Management defends murky circumstances of underage shareholders
Bank of Beijing claims that it has done nothing wrong in having dozens of shareholders under the age of 18 - including a 10-year-old - on its investor registry.
Of the 84 underage shareholders, 67 people acquired the stock when the bank was created following the merger of co-operative credit unions in 1996, while another 15 (including one from the previous restructuring) invested during a capital injection in 2004, according to a public notice from the bank. The other three people received their shares from family inheritance or bestowal.
'Under the relevant laws, regulations or other directives, there is no ban or restriction for people below the age of 18 holding shares,' the bank said earlier this month.

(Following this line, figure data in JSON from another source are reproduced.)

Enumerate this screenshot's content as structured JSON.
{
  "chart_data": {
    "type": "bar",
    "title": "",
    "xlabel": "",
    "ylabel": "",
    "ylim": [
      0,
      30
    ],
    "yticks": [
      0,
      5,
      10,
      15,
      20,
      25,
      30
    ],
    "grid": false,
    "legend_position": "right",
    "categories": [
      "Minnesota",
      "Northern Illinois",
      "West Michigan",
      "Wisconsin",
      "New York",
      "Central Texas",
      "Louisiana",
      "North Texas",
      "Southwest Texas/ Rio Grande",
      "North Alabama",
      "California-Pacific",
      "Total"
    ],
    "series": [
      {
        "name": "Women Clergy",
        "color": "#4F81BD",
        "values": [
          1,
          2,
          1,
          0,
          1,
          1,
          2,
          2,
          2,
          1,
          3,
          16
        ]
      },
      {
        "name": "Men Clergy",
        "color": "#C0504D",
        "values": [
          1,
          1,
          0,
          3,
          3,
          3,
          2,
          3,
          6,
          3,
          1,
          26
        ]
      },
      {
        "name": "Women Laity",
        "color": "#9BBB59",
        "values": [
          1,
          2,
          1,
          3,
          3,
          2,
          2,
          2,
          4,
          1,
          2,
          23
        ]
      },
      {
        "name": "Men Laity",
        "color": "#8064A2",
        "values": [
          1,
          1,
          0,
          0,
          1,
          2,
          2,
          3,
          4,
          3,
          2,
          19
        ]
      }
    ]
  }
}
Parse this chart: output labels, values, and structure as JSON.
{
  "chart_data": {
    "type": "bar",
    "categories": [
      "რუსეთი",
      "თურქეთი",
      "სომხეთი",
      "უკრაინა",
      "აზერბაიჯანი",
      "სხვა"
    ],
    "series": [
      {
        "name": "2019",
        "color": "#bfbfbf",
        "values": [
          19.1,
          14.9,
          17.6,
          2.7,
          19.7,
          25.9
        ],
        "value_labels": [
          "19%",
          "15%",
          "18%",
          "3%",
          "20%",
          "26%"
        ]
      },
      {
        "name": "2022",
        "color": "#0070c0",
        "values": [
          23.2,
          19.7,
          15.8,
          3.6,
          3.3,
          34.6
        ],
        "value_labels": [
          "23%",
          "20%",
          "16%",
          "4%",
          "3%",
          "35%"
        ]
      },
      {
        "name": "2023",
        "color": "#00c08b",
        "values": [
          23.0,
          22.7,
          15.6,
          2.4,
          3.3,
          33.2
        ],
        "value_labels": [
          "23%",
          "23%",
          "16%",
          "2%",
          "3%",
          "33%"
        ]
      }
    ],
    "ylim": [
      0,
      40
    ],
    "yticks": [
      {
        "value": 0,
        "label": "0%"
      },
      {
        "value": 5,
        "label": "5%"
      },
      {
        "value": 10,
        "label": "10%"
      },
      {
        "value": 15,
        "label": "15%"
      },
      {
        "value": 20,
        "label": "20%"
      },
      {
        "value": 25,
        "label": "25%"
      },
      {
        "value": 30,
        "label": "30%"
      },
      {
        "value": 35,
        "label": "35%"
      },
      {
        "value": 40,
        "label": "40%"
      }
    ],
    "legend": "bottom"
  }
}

But with strict limits imposed on individuals investing in financial institutions, the notice did not explain how the children were qualified to obtain the shares in the first place.
A People's Bank of China regulation stipulates that new shareholders from capital injections and the beneficiaries of shares transfers involving city commercial banks should be restricted to staff members.
The bank conceded some people had bought shares during the capital injection using the name of their children to save the trouble of later bestowing the shares on their offspring.
One parent of an underage shareholder told the Southern Metropolis she bought the shares as a future investment for her child, without expecting the bank to go public. 'The idea was simple. [I] just wanted to invest for the future of my child,' the mother said.
Among other shareholders listed by the bank's prospectus, both Wang Shoudie (shareholder number 245) and Wang Yehua (number 246) hold 201,512 shares each. The consecutive numbers indicate they are shareholders from the same credit union involved in the restructuring to create Bank of Beijing.
According to the identity card numbers in the prospectus, Wang Yehua was born on January 24, 1995, only a month after the bank's restructuring began.
There is evidence that a Wang Shoudie was deputy director of Gucheng credit union during the 1995 restructuring programme. Attempts to contact Mr Wang were not successful and it has not been confirmed he is related to Wang Yehua.
But given that the rules disallow new shareholders after restructuring begins, it is hard to understand how Wang Yehua could be qualified to invest and own shares.